La faccia presenta guance biancastre contornate da una stretta fascia bruna nelle quali sono incastonati i due immensi occhi giallo brillante, da gufo. Il becco, dritto e robusto di circa 4 cm di lunghezza, è giallo con la punta nerastra. Anche le zampe sono gialle con evidente ed anomalo ingrossamento del ginocchio. Gambe vigorose e tre dita molto robuste da vero corridore specializzato nel camminare su terreno sconnesso e pietroso. In volo presenta due evidenti fascia alari bianche. Non vi è dimorfismo sessuale ed i giovani sono molto simili agli adulti.
Biologia riproduttiva
L’occhione ha un periodo di nidificazione imprevedibile e spesso legato all’andamento climatico del luogo dove vive. Abitualmente nidifica in tarda primavera ma sono noti casi di nidificazione precoce sin da febbraio ed anche tardive nell’autunno. Effettua abitualmente una sola deposizione anche se può essere prontamente sostituita in caso di perdita accidentale della prima covata.

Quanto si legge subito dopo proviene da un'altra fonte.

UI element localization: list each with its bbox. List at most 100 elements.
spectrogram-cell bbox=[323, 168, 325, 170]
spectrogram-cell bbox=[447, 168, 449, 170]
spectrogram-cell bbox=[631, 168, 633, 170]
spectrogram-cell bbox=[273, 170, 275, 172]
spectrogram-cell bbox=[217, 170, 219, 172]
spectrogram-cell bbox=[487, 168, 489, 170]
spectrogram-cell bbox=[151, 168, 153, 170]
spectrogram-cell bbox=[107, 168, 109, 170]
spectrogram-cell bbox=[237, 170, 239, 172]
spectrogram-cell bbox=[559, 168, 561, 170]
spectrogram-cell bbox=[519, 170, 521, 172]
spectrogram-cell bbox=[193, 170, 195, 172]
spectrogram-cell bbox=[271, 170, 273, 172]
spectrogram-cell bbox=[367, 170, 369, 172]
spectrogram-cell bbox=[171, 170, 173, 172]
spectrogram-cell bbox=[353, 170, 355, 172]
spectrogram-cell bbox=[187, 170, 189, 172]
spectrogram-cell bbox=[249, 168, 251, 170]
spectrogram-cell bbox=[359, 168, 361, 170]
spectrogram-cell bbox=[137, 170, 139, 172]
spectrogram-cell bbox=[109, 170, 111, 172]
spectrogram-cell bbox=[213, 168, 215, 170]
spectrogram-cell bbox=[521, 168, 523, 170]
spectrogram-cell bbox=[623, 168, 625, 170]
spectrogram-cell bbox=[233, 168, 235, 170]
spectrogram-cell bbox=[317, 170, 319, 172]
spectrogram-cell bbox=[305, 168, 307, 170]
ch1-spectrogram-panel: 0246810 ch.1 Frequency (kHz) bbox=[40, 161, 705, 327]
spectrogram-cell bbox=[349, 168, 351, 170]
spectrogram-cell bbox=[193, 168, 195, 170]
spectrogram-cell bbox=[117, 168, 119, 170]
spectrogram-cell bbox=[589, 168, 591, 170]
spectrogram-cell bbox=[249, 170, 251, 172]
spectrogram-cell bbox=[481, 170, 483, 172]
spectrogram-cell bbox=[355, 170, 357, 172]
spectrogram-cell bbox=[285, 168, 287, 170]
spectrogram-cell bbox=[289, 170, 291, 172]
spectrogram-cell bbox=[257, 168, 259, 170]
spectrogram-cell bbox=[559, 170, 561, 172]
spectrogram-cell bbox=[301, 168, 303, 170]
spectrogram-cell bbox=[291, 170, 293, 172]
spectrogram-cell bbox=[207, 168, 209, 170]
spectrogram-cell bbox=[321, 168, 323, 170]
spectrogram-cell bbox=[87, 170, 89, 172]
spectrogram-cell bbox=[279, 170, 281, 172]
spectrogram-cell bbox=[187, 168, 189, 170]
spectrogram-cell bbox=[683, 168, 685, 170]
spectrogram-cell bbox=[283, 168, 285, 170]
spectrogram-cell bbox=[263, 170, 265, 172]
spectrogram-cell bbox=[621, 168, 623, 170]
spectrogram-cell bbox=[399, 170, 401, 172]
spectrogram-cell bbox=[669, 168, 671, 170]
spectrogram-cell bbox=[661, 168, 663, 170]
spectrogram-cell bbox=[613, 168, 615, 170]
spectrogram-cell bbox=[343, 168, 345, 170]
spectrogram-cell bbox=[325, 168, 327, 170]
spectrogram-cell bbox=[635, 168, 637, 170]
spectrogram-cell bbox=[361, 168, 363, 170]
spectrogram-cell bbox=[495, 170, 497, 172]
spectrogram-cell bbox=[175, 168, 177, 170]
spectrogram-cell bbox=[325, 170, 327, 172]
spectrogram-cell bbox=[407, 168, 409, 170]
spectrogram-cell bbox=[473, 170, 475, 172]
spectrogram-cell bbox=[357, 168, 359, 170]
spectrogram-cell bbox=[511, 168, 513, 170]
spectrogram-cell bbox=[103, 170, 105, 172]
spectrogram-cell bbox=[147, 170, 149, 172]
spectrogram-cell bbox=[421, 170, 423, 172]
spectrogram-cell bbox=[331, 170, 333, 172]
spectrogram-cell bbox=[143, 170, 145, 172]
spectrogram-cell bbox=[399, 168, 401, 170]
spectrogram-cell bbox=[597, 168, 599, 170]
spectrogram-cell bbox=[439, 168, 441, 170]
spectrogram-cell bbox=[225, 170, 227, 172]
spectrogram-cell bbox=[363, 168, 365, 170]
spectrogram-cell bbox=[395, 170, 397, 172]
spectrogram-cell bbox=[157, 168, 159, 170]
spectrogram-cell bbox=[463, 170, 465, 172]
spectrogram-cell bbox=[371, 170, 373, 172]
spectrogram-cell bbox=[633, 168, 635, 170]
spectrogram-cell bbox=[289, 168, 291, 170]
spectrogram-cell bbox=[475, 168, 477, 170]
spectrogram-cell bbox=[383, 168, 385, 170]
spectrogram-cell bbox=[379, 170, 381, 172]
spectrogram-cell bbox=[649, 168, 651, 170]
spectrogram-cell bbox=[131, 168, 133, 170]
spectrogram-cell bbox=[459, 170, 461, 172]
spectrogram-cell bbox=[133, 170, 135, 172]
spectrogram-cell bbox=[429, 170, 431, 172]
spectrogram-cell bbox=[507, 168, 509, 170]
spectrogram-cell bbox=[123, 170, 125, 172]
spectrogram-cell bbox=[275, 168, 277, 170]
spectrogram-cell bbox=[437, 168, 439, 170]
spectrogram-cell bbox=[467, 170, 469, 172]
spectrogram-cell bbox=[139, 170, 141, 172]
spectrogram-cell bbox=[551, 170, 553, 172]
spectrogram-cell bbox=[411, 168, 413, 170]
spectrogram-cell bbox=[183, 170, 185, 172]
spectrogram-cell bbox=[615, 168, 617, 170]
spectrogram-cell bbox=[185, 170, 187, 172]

Depone due, raramente tre uova alquanto grosse e di colore crema fortemente punteggiate di marrone che colloca direttamente sul suolo tra il pietrisco e senza apportare alcun materiale.
Il maschio dapprima scava alcune piccole buchette nel terreno, abitualmente a poca distanza fra loro ed a distanza di poche ore, la femmina sceglie quella in cui deporrà le uova. Anche se il nido è abitualmente nudo, a volte attorno alle uova raduna piccoli sassolini oppure sterco di lepri e di conigli selvatici ma sempre in misura insignificante tale da non rendere il nido visibile.
Si potrebbe scherzosamente sostituire il detto “trovare un ago in un pagliaio” con “trovare l’uovo di occhione in una pietraia”, tanto è difficile individuarli. Ne sanno qualcosa gli ornitologi !
La cova dura circa 23 giorni ed i piccoli nascono già piumati e pronti a lasciare il nido dopo pochissime ore dalla schiusa.
L’occhione nidifica, come detto, in aree totalmente brulle e senza vegetazione ma si premunisce di farlo in vicinanza di uno spazio ricoperto da erba o bassa vegetazione, dove provvede immedia- tamente a trasferire i piccoli appena sono in grado di zampettare.
Durante la cova il maschio rimane perennemente in guardia nelle vicinanze, nascosto tra i cespugli e sempre attento ad ogni piccolo movimento e preavvisando la femmina ad ogni minimo pericolo.
D’altro canto la femmina quando si accuccia sul nido abitualmente dà sempre le spalle a quel lato in modo da tener sotto controllo l’altra metà dell’orizzonte. Un lavoro di squadra che non permette all’eventuale intruso di avvicinarsi di soppiatto e prendere alla sprovvista la femmina in cova. I giovani sono accuditi dai genitori per diverse settimane prima di diventare totalmente autonomi e si involano solo dopo circa 6-7 settimane dalla nascita, rimanendo quindi inabili al volo anche quando hanno ormai le dimensione di un adulto. In questo periodo la mimetizzazione diventa ancor più necessaria per evitare la predazione da nemici terrestri oltre che da rapaci in volo.
L’occhione ha molti nemici naturali. Volpi e faine, albanelle e poiane ma ancor più subdolo è il pericolo provocato dalle greggi che attraversando i suoi areali riproduttivi, calpestano inesorabilmente tutto ciò che trovano al loro passaggio, nidi inclusi. Anche le improvvise piene dei torrenti e dei fiumi sulle cui sponde nidificano, sono fra le cause accidentali della distruzione dei loro nidi. Non è inclusa fra le specie a rischio anche se in alcune aree è in forte diminuzione per la trasformazione del territorio. In Italia è considerata specie particolarmente protetta.
Sinonimi
Charadrius oedicnemus – Linnaeus, 1758.